The Court considered that extradition was compatible with Assange’s rights to a fair hearing (Article 6 of the European Convention on Human Rights (“ECHR”)) and the prohibition against punishment without law (Article 7 ECHR), on the basis that certain procedural guarantees and protections in the US Constitution would operate to protect these rights. 

Rejecting Assange’s claim that extradition was incompatible with the right to freedom of expression (Article 10 ECHR), the Court emphasised the elements of Assange's conduct which moved outside the principles of responsible journalism - in particular, publishing unredacted source information and indiscriminately "dumping" documents.
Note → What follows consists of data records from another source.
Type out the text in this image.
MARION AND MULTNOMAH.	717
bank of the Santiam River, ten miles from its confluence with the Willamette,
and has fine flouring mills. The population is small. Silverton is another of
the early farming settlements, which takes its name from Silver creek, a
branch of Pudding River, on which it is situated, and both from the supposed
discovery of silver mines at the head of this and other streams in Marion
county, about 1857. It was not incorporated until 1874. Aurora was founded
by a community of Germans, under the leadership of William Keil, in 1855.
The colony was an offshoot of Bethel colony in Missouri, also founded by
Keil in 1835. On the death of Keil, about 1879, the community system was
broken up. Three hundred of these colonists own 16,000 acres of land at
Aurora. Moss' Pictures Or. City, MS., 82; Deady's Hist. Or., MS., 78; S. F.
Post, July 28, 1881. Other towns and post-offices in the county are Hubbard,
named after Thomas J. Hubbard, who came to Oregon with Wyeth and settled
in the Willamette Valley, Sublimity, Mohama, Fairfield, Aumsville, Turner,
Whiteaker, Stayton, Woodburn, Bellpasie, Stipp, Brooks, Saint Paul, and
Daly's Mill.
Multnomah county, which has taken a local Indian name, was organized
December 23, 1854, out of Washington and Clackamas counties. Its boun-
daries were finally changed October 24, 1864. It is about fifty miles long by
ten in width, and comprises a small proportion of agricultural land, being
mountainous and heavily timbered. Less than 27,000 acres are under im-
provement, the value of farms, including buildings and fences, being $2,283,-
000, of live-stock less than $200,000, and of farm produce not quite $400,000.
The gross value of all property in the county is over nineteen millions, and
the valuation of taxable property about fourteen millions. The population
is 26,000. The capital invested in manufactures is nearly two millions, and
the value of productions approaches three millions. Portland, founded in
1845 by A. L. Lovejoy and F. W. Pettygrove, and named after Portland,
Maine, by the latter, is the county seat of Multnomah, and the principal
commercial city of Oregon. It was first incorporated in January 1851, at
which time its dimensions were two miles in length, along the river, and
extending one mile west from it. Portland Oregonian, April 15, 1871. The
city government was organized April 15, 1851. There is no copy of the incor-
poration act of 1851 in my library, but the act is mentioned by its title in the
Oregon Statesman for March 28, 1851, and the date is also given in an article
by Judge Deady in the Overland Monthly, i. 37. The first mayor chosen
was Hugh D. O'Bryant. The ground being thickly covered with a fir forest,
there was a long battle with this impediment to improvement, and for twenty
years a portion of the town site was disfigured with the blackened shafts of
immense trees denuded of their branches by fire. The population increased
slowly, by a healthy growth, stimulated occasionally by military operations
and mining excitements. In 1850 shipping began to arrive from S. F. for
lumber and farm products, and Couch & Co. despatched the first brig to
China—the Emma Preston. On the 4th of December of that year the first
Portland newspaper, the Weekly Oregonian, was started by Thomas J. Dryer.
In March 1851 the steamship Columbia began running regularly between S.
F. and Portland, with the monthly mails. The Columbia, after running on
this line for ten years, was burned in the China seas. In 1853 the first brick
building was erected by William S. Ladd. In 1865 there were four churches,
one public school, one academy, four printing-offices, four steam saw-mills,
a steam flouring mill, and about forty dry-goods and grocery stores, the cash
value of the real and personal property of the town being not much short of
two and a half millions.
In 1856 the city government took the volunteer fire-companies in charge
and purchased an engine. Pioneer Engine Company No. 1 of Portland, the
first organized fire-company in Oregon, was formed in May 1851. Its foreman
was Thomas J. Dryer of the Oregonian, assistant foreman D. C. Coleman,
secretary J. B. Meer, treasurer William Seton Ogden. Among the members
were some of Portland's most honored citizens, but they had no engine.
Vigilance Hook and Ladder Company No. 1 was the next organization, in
In this respect, Judge Baraitser suggested “free speech does not comprise a ‘trump card’ even where matters of serious public concern are disclosed”. Whilst Assange’s Article 10 rights were engaged, they had been justifiably limited in the interests of national security under Article 10(2) ECHR.
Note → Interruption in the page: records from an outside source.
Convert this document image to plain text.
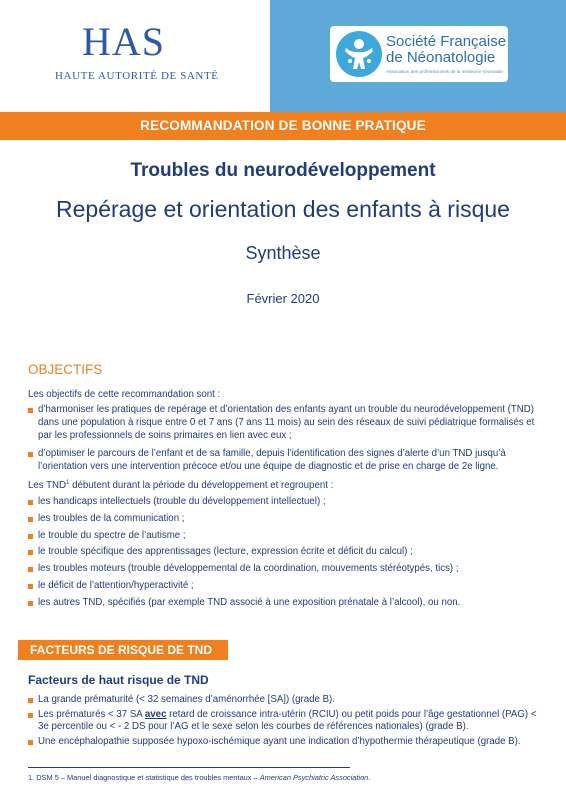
HAS
HAUTE AUTORITÉ DE SANTÉ
Société Française
de Néonatologie
Association des professionnels de la médecine néonatale
RECOMMANDATION DE BONNE PRATIQUE
Troubles du neurodéveloppement
Repérage et orientation des enfants à risque
Synthèse
Février 2020
OBJECTIFS
Les objectifs de cette recommandation sont :
d’harmoniser les pratiques de repérage et d’orientation des enfants ayant un trouble du neurodéveloppement (TND) dans une population à risque entre 0 et 7 ans (7 ans 11 mois) au sein des réseaux de suivi pédiatrique formalisés et par les professionnels de soins primaires en lien avec eux ;
d’optimiser le parcours de l’enfant et de sa famille, depuis l’identification des signes d’alerte d’un TND jusqu’à l’orientation vers une intervention précoce et/ou une équipe de diagnostic et de prise en charge de 2e ligne.
Les TND$^1$ débutent durant la période du développement et regroupent :
les handicaps intellectuels (trouble du développement intellectuel) ;
les troubles de la communication ;
le trouble du spectre de l’autisme ;
le trouble spécifique des apprentissages (lecture, expression écrite et déficit du calcul) ;
les troubles moteurs (trouble développemental de la coordination, mouvements stéréotypés, tics) ;
le déficit de l’attention/hyperactivité ;
les autres TND, spécifiés (par exemple TND associé à une exposition prénatale à l’alcool), ou non.
FACTEURS DE RISQUE DE TND
Facteurs de haut risque de TND
La grande prématurité (< 32 semaines d’aménorrhée [SA]) (grade B).
Les prématurés < 37 SA avec retard de croissance intra-utérin (RCIU) ou petit poids pour l’âge gestationnel (PAG) < 3e percentile ou < - 2 DS pour l’AG et le sexe selon les courbes de références nationales) (grade B).
Une encéphalopathie supposée hypoxo-ischémique ayant une indication d’hypothermie thérapeutique (grade B).
1. DSM 5 – Manuel diagnostique et statistique des troubles mentaux – American Psychiatric Association.
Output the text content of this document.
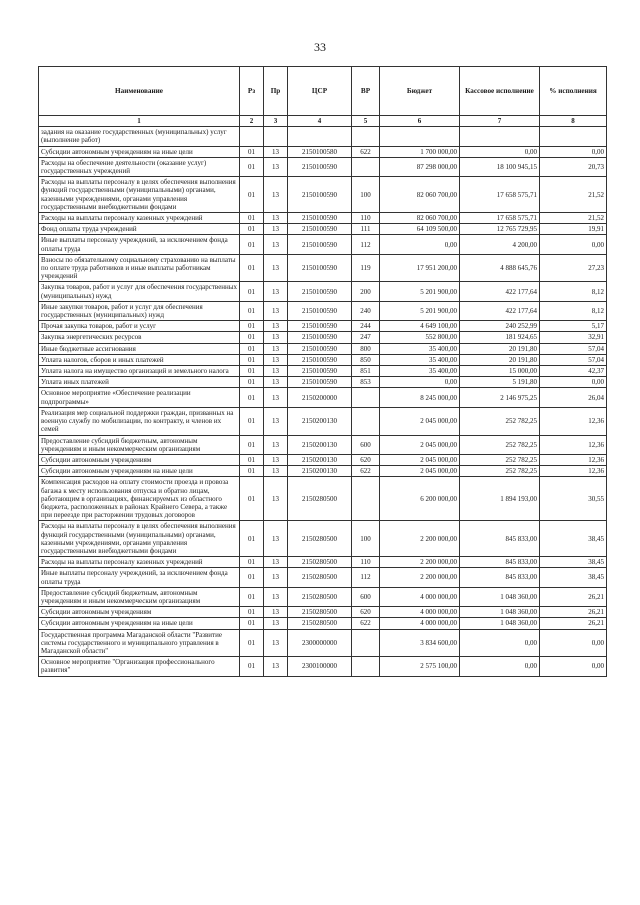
33
Наименование	Рз	Пр	ЦСР	ВР	Бюджет	Кассовое исполнение	% исполнения
1	2	3	4	5	6	7	8
задания на оказание государственных (муниципальных) услуг (выполнение работ)							
Субсидии автономным учреждениям на иные цели	01	13	2150100580	622	1 700 000,00	0,00	0,00
Расходы на обеспечение деятельности (оказание услуг) государственных учреждений	01	13	2150100590		87 298 000,00	18 100 945,15	20,73
Расходы на выплаты персоналу в целях обеспечения выполнения функций государственными (муниципальными) органами, казенными учреждениями, органами управления государственными внебюджетными фондами	01	13	2150100590	100	82 060 700,00	17 658 575,71	21,52
Расходы на выплаты персоналу казенных учреждений	01	13	2150100590	110	82 060 700,00	17 658 575,71	21,52
Фонд оплаты труда учреждений	01	13	2150100590	111	64 109 500,00	12 765 729,95	19,91
Иные выплаты персоналу учреждений, за исключением фонда оплаты труда	01	13	2150100590	112	0,00	4 200,00	0,00
Взносы по обязательному социальному страхованию на выплаты по оплате труда работников и иные выплаты работникам учреждений	01	13	2150100590	119	17 951 200,00	4 888 645,76	27,23
Закупка товаров, работ и услуг для обеспечения государственных (муниципальных) нужд	01	13	2150100590	200	5 201 900,00	422 177,64	8,12
Иные закупки товаров, работ и услуг для обеспечения государственных (муниципальных) нужд	01	13	2150100590	240	5 201 900,00	422 177,64	8,12
Прочая закупка товаров, работ и услуг	01	13	2150100590	244	4 649 100,00	240 252,99	5,17
Закупка энергетических ресурсов	01	13	2150100590	247	552 800,00	181 924,65	32,91
Иные бюджетные ассигнования	01	13	2150100590	800	35 400,00	20 191,80	57,04
Уплата налогов, сборов и иных платежей	01	13	2150100590	850	35 400,00	20 191,80	57,04
Уплата налога на имущество организаций и земельного налога	01	13	2150100590	851	35 400,00	15 000,00	42,37
Уплата иных платежей	01	13	2150100590	853	0,00	5 191,80	0,00
Основное мероприятие «Обеспечение реализации подпрограммы»	01	13	2150200000		8 245 000,00	2 146 975,25	26,04
Реализация мер социальной поддержки граждан, призванных на военную службу по мобилизации, по контракту, и членов их семей	01	13	2150200130		2 045 000,00	252 782,25	12,36
Предоставление субсидий бюджетным, автономным учреждениям и иным некоммерческим организациям	01	13	2150200130	600	2 045 000,00	252 782,25	12,36
Субсидии автономным учреждениям	01	13	2150200130	620	2 045 000,00	252 782,25	12,36
Субсидии автономным учреждениям на иные цели	01	13	2150200130	622	2 045 000,00	252 782,25	12,36
Компенсация расходов на оплату стоимости проезда и провоза багажа к месту использования отпуска и обратно лицам, работающим в организациях, финансируемых из областного бюджета, расположенных в районах Крайнего Севера, а также при переезде при расторжении трудовых договоров	01	13	2150280500		6 200 000,00	1 894 193,00	30,55
Расходы на выплаты персоналу в целях обеспечения выполнения функций государственными (муниципальными) органами, казенными учреждениями, органами управления государственными внебюджетными фондами	01	13	2150280500	100	2 200 000,00	845 833,00	38,45
Расходы на выплаты персоналу казенных учреждений	01	13	2150280500	110	2 200 000,00	845 833,00	38,45
Иные выплаты персоналу учреждений, за исключением фонда оплаты труда	01	13	2150280500	112	2 200 000,00	845 833,00	38,45
Предоставление субсидий бюджетным, автономным учреждениям и иным некоммерческим организациям	01	13	2150280500	600	4 000 000,00	1 048 360,00	26,21
Субсидии автономным учреждениям	01	13	2150280500	620	4 000 000,00	1 048 360,00	26,21
Субсидии автономным учреждениям на иные цели	01	13	2150280500	622	4 000 000,00	1 048 360,00	26,21
Государственная программа Магаданской области "Развитие системы государственного и муниципального управления в Магаданской области"	01	13	2300000000		3 834 600,00	0,00	0,00
Основное мероприятие "Организация профессионального развития"	01	13	2300100000		2 575 100,00	0,00	0,00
Findings as to Assange’s mental health

The Court suggested that Mr Assange’s mental health issues created a "single minded determination" which would render ordinary suicide prevention measures ineffective in the US.

This is clearly a fact-specific finding which may have limited broader significance for extradition cases in the UK and US. This approach does, however, align with the High Court’s reasoning in Love v USA (2018) EWHC 172. Lauri Love was charged with hacking the Federal Reserve, US army, Department of Defence, NASA and the FBI. However, the High Court found that his extradition to the US would be oppressive due to the increased risk of suicide in a US custodial setting. Similarly, the then-Home Secretary, Theresa May, blocked the extradition of Gary McKinnon to the US in 2012 on charges related to the hacking of US military and NASA computers (although this was on the basis of incompatibility with McKinnon's human rights, rather than that extradition would be oppressive).
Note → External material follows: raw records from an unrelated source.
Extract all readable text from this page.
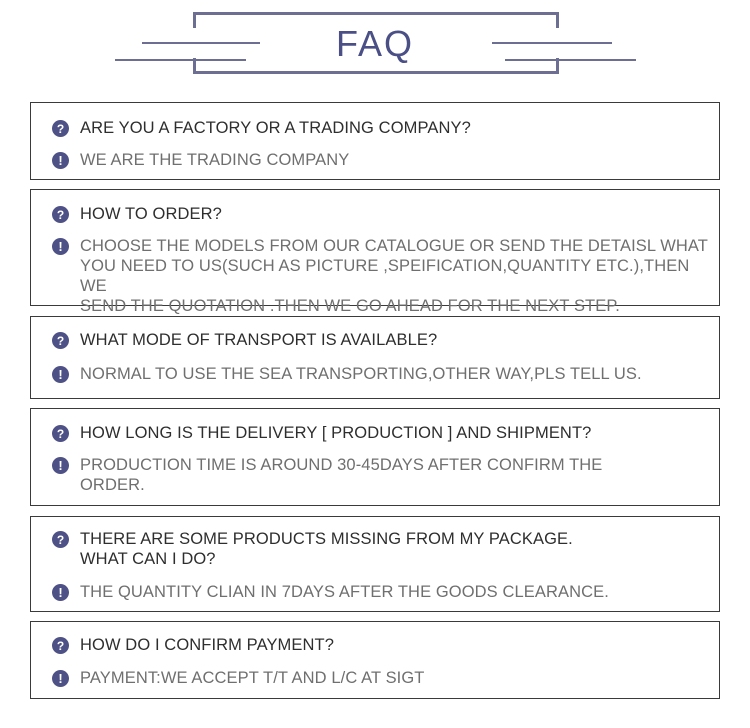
FAQ
? ARE YOU A FACTORY OR A TRADING COMPANY?
!	WE ARE THE TRADING COMPANY
? HOW TO ORDER?
!	CHOOSE THE MODELS FROM OUR CATALOGUE OR SEND THE DETAISL WHAT
YOU NEED TO US(SUCH AS PICTURE ,SPEIFICATION,QUANTITY ETC.),THEN WE
SEND THE QUOTATION .THEN WE GO AHEAD FOR THE NEXT STEP.
? WHAT MODE OF TRANSPORT IS AVAILABLE?
!	NORMAL TO USE THE SEA TRANSPORTING,OTHER WAY,PLS TELL US.
? HOW LONG IS THE DELIVERY [ PRODUCTION ] AND SHIPMENT?
!	PRODUCTION TIME IS AROUND 30-45DAYS AFTER CONFIRM THE
ORDER.
? THERE ARE SOME PRODUCTS MISSING FROM MY PACKAGE.
WHAT CAN I DO?
!	THE QUANTITY CLIAN IN 7DAYS AFTER THE GOODS CLEARANCE.
? HOW DO I CONFIRM PAYMENT?
!	PAYMENT:WE ACCEPT T/T AND L/C AT SIGT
The decision may therefore reflect English courts’ continued, broader concern with how the US would treat suspects with documented psychological health issues, including thoughts of self-harm. So long as a disparity remains between detention conditions in the US and UK, this trend could be seen more frequently in extradition cases in the future.

Scope of the UK Official Secrets Act

While it is worth noting the Court's examination of relevant provisions of the UK Official Secrets Act in determining whether Assange’s conduct would constitute an offence punishable in the UK, it is important to contextualise such comments. The provisions were considered as part of an assessment of the dual criminality of Mr Assange's behaviour, i.e. as a preliminary consideration in an extradition hearing rather than as part of a judgment delivered following a criminal trial. Whether provisions of the UK Official Secrets Act are similarly engaged in future extradition cases will turn on the relevant foreign criminal laws in issue and the individual's specific conduct.

What’s next? 

The US Government has lodged an application for permission to appeal to the High Court. If the High Court hears and grants the appeal, the case will be returned to the District Judge for a fresh decision to be made. Assange is expected to remain detained in Belmarsh prison until the appeal is heard.